Key Considerations for Companies

Although the Guidance provides welcome direction to companies facing an SFO investigation, it leaves open several questions:

  • Consider Timing of a Self-Report

The Guidance requires early self-reporting, while also instructing companies to consult with the SFO before interviewing key witnesses. Companies will need to balance the risk of the SFO considering an investigation to be tainted (due to the extent of internal investigation), with the need to ensure that the preliminary facts justify self-reporting (thereby ceding control of the investigation to the SFO and inviting the possibility of an enforcement proceeding).

Companies must carefully consider how to plan the preliminary stages of an investigation. On the one hand, they will need to take sufficient precatory steps to enable an informed decision on self-reporting; on the other hand, the SFO remains wary of a company taking steps that could taint the SFO’s own investigation.

Striking this balance raises two practical concerns. First, whether and under what circumstances a company’s preliminary investigation can include witness or suspect interviews. Second, to what extent a company is willing to cede control of its own investigative activities (and the consequent impact of any HR or ancillary civil actions), in order to facilitate a self-report to the SFO.
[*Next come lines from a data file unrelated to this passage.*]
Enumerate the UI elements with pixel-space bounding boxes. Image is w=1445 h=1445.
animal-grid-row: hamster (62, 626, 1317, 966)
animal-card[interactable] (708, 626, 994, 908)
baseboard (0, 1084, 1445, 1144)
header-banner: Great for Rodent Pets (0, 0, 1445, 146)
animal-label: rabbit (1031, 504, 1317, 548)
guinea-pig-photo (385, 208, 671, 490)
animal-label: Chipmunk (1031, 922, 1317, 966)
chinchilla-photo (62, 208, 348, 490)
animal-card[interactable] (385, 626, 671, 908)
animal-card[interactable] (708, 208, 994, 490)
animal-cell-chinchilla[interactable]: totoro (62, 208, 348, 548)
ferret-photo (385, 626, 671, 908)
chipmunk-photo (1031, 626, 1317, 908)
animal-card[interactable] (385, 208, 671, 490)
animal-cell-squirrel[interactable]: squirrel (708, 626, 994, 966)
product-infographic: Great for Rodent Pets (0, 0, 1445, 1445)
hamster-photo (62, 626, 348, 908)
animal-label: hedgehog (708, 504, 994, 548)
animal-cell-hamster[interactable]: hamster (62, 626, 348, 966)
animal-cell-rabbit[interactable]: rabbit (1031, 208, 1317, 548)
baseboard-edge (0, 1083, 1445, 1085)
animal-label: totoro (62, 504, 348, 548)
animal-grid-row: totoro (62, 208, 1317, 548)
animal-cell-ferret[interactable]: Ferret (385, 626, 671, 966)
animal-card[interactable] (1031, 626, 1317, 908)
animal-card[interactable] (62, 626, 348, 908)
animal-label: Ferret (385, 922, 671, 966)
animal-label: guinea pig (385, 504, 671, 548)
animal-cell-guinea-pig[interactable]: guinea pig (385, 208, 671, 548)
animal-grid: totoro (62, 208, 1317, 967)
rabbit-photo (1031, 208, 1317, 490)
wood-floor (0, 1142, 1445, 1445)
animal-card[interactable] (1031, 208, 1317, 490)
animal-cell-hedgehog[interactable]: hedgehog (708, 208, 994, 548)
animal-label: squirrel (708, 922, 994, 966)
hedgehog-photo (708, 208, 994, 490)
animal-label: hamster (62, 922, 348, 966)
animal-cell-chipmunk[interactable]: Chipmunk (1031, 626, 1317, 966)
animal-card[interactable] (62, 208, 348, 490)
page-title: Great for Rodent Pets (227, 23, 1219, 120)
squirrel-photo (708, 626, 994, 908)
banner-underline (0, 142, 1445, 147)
  • Consider Privilege Implications From Cooperation

Companies should closely consider the privilege ramifications of any disclosure of material to the SFO (or any other third party), including interview notes or summaries. Under US law, a waiver for one purpose is generally a waiver for all purposes. Accordingly, any such voluntary disclosure of privileged materials to the SFO could effectuate a broad waiver of the privilege in respect of any documents pertaining to the same subject matter in any ongoing or subsequent US proceeding (whether criminal, administrative, or civil). In other words, witness summaries produced to the SFO would also likely need to be produced in a civil securities or other plaintiffs case in the US. Companies should, in consultation with counsel, carefully consider cross-border exposure before deciding to waive privilege in the context of SFO investigations.

  • Consider Benefits of Cooperation

Although the Guidance states that cooperation is a factor in charging decisions (including in respect of whether a company is eligible for a deferred prosecution agreement), it does not set forth with any particularity the benefits a company can expect to obtain by cooperating. In contrast, the US DOJ FCPA Corporate Enforcement Policy expressly provides a presumption in favour of a declination where there has been: (i) a voluntary self-disclosure; (ii) full cooperation and; (iii) timely and appropriate remediation.[ii] In addition, the DOJ Policy provides for specific reductions in fines (up to 25%) if there has been cooperation and remediation but no self-disclosure. While the Guidance does helpfully provide companies with the SFO’s view on cooperation, it leaves companies with potentially difficult decisions in the face of uncertain benefits.

Conclusion

The Guidance is a welcome and insightful look at how the SFO evaluates companies’ cooperation.  However, companies will need to continue to wrestle with difficult questions for how best to respond to an SFO investigation, particularly in an increasingly cross-border environment where multiple investigative bodies may be involved.

[i] See US Department of Justice, Justice Manual § 9-47.120. Notably, past DOJ Guidance had, under limited circumstances and with certain procedural checks, permitted US federal prosecutors to request a waiver of privilege. However, under current DOJ policy, companies are not required to waive privilege to be eligible for cooperation credit.
[ii] Id.

DISCLAIMER: Because of the generality of this update, the information provided herein may not be applicable in all situations and should not be acted upon without specific legal advice based on particular situations.